Avis sur les 30 ans de la Convention internationale relative aux droits de l'enfant La convention au regard de la construction de l'enfant

JurisdictionFrance
Publication au Gazette officielJORF n°0279 du 1 décembre 2019
Date de publication01 décembre 2019
CourtCOMMISSION NATIONALE CONSULTATIVE DES DROITS DE L'HOMME
Record NumberJORFTEXT000039434982

L'adoption, le 20 novembre 1989, de la Convention internationale relative aux droits de l'enfant par l'Assemblée générale des Nations unies a suscité l'enthousiasme. Premier traité à affirmer l'ensemble des droits de l'enfant, elle met en avant la notion cardinale d'" intérêt supérieur de l'enfant ". Trente ans plus tard, même si de nombreux progrès ont été accomplis à travers le monde, grâce notamment aux travaux du Comité des droits de l'enfant, la CNCDH entend mettre l'accent sur la mise en œuvre de ses engagements internationaux par la France. A cet égard, elle s'inquiète du recul ou de l'ineffectivité de certains des droits garantis par la Convention et ses Protocoles. Parmi ceux-ci, la Commission a choisi de porter son attention sur trois d'entre eux, au cœur de la construction de l'enfant.
Le droit à l'identité d'abord, qui subit de graves atteintes lorsque, par exemple, l'enfant vit dans certains territoires ultramarins, est un mineur non accompagné, ou encore un enfant intersexué. Le droit à la santé ensuite, qui, de la naissance à l'adolescence de l'enfant, butte sur maints obstacles : faiblesse des moyens de la protection maternelle et infantile (PMI), danger des écrans, santé mentale inquiétante des adolescents, prise en charge défaillante des jeunes en errance ou bien victimes de traite ou d'exploitation. Enfin, le droit des parents à une " aide appropriée ", ceux-ci, en qualité de premiers garants des droits de l'enfant, devant disposer des moyens de l'élever, et avant tout dans un logement digne. Nombre de séparations familiales seraient évitées si le juge du placement pouvait se concerter avec l'ensemble des acteurs sociaux avant de prendre une décision de cette gravité.

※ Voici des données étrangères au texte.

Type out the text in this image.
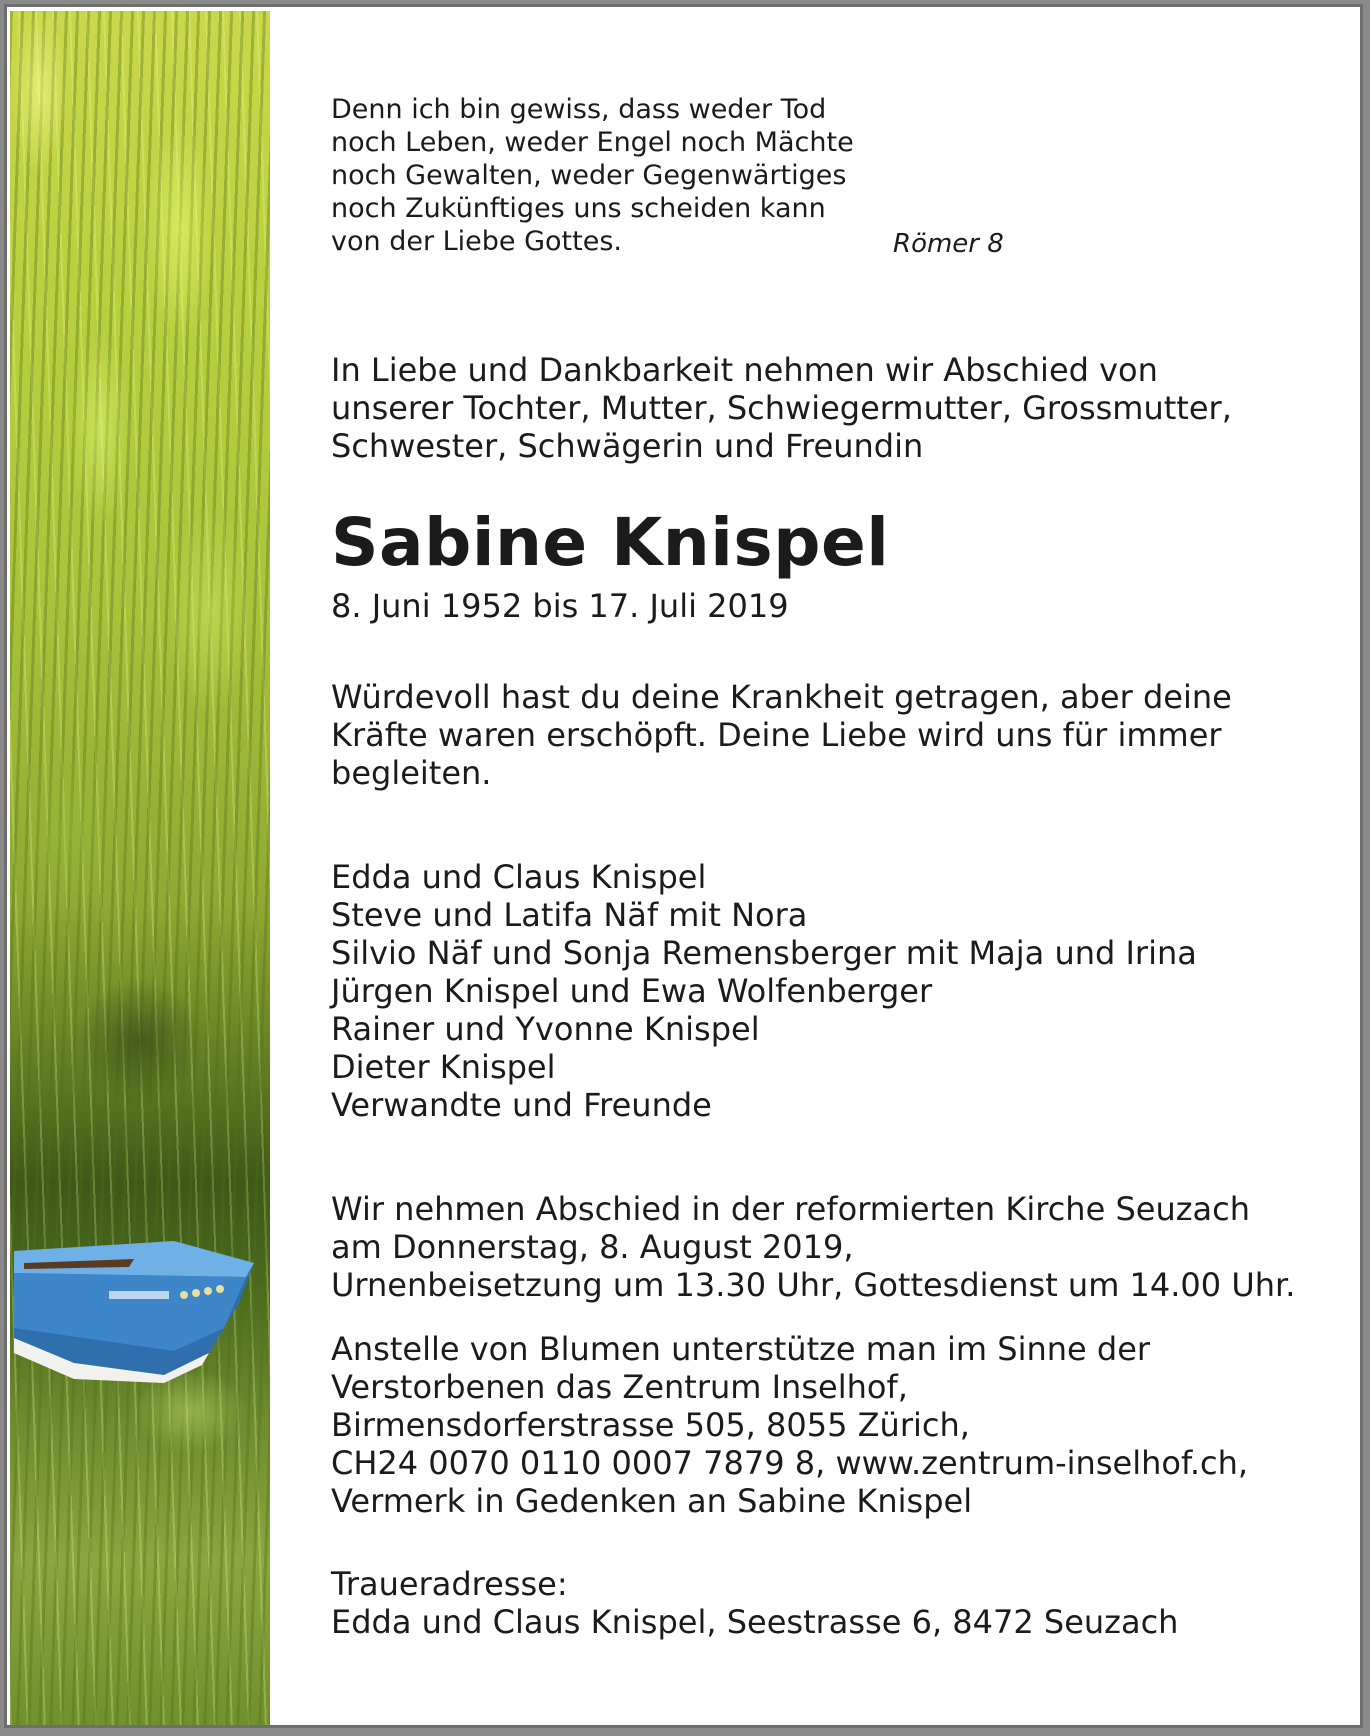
Denn ich bin gewiss, dass weder Tod
noch Leben, weder Engel noch Mächte
noch Gewalten, weder Gegenwärtiges
noch Zukünftiges uns scheiden kann
von der Liebe Gottes.	Römer 8
In Liebe und Dankbarkeit nehmen wir Abschied von
unserer Tochter, Mutter, Schwiegermutter, Grossmutter,
Schwester, Schwägerin und Freundin
Sabine Knispel
8. Juni 1952 bis 17. Juli 2019
Würdevoll hast du deine Krankheit getragen, aber deine
Kräfte waren erschöpft. Deine Liebe wird uns für immer
begleiten.
Edda und Claus Knispel
Steve und Latifa Näf mit Nora
Silvio Näf und Sonja Remensberger mit Maja und Irina
Jürgen Knispel und Ewa Wolfenberger
Rainer und Yvonne Knispel
Dieter Knispel
Verwandte und Freunde
Wir nehmen Abschied in der reformierten Kirche Seuzach
am Donnerstag, 8. August 2019,
Urnenbeisetzung um 13.30 Uhr, Gottesdienst um 14.00 Uhr.
Anstelle von Blumen unterstütze man im Sinne der
Verstorbenen das Zentrum Inselhof,
Birmensdorferstrasse 505, 8055 Zürich,
CH24 0070 0110 0007 7879 8, www.zentrum-inselhof.ch,
Vermerk in Gedenken an Sabine Knispel
Traueradresse:
Edda und Claus Knispel, Seestrasse 6, 8472 Seuzach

1. L'adoption le 20 novembre 1989 de la Convention internationale relative aux droits de l'enfant par l'Assemblée générale des Nations unies a suscité un enthousiasme rare qui s'est traduit par l'entrée en vigueur de la Convention, dès 1990, moins d'un an après son ouverture à signature et ratification. Elle constitue le premier traité international portant sur l'ensemble des droits de l'enfant, en mettant en avant le principe cardinal de l'intérêt supérieur de l'enfant. Cette notion a été reprise par d'autres conventions internationales telle la Convention relative aux personnes handicapées, en date du 13 décembre 2006, dont l'article 7, alinéa 2 dispose : " Dans toutes les décisions qui concernent les enfants handicapés, l'intérêt supérieur de l'enfant doit être une considération primordiale. " Cet enthousiasme ne s'est pas démenti sur le plan international avec 196 ratifications, faisant de la CIDE le traité universel des droits de l'homme le plus largement ratifié. Elle a été complétée par trois protocoles additionnels, les deux premiers adoptés en 2000 concernant des priorités de fond (1), le troisième, en 2011, mettant en place un système de plaintes individuelles (2). La France a ratifié la Convention et les trois protocoles et a soumis régulièrement ses rapports périodiques au Comité des droits de l'enfant (3). Les observations finales du Comité (4), dont ces rapports font l'objet, sont très importantes pour la bonne application des engagements internationaux de la France, tout comme les visites des rapporteurs spéciaux compétents dans ces domaines (5). Pour autant, d'importantes lacunes demeurent pour une mise en œuvre effective de tous les droits garantis et protégés par la CIDE. Le Comité des droits de l'enfant dresse ainsi régulièrement un bilan critique assorti de nombreuses recommandations. C'est pourquoi dans le contexte du 30e anniversaire de la Convention, un bilan s'impose dans le droit fil du travail mené par la CNCDH pour sa mise en œuvre effective, à commencer par la reconnaissance de son effet direct par le juge interne (6). En outre, de nombreux droits sont en recul, comme dans le cadre de la justice pénale des mineurs, dont l'arsenal législatif connaît des modifications constantes (7), au détriment des principes à valeur constitutionnelle qui devraient la gouverner (8).
2. L'article 3 de la Convention internationale des droits de l'enfant, qui érige l'intérêt supérieur de l'enfant en considération primordiale, rappelle, non seulement, que l'enfant doit toujours être appréhendé dans sa globalité, comme un être en constante évolution, de 0 à 18 ans, mais aussi que tous les droits de l'enfant sont interdépendants. Chaque année qui passe est pour lui une année de profonde mutation ; c'est pourquoi il est important de ne pas traiter sa situation d'une manière trop fragmentée selon son âge ou selon ses vulnérabilités. Il est donc nécessaire de garantir l'accès de tous les enfants au droit commun, plutôt que de prendre à leur égard des dispositions d'exception (9). Dans le même esprit, il est important de veiller à ce que le passage à la majorité n'opère pas comme un couperet qui prive brutalement l'enfant de toute protection (10).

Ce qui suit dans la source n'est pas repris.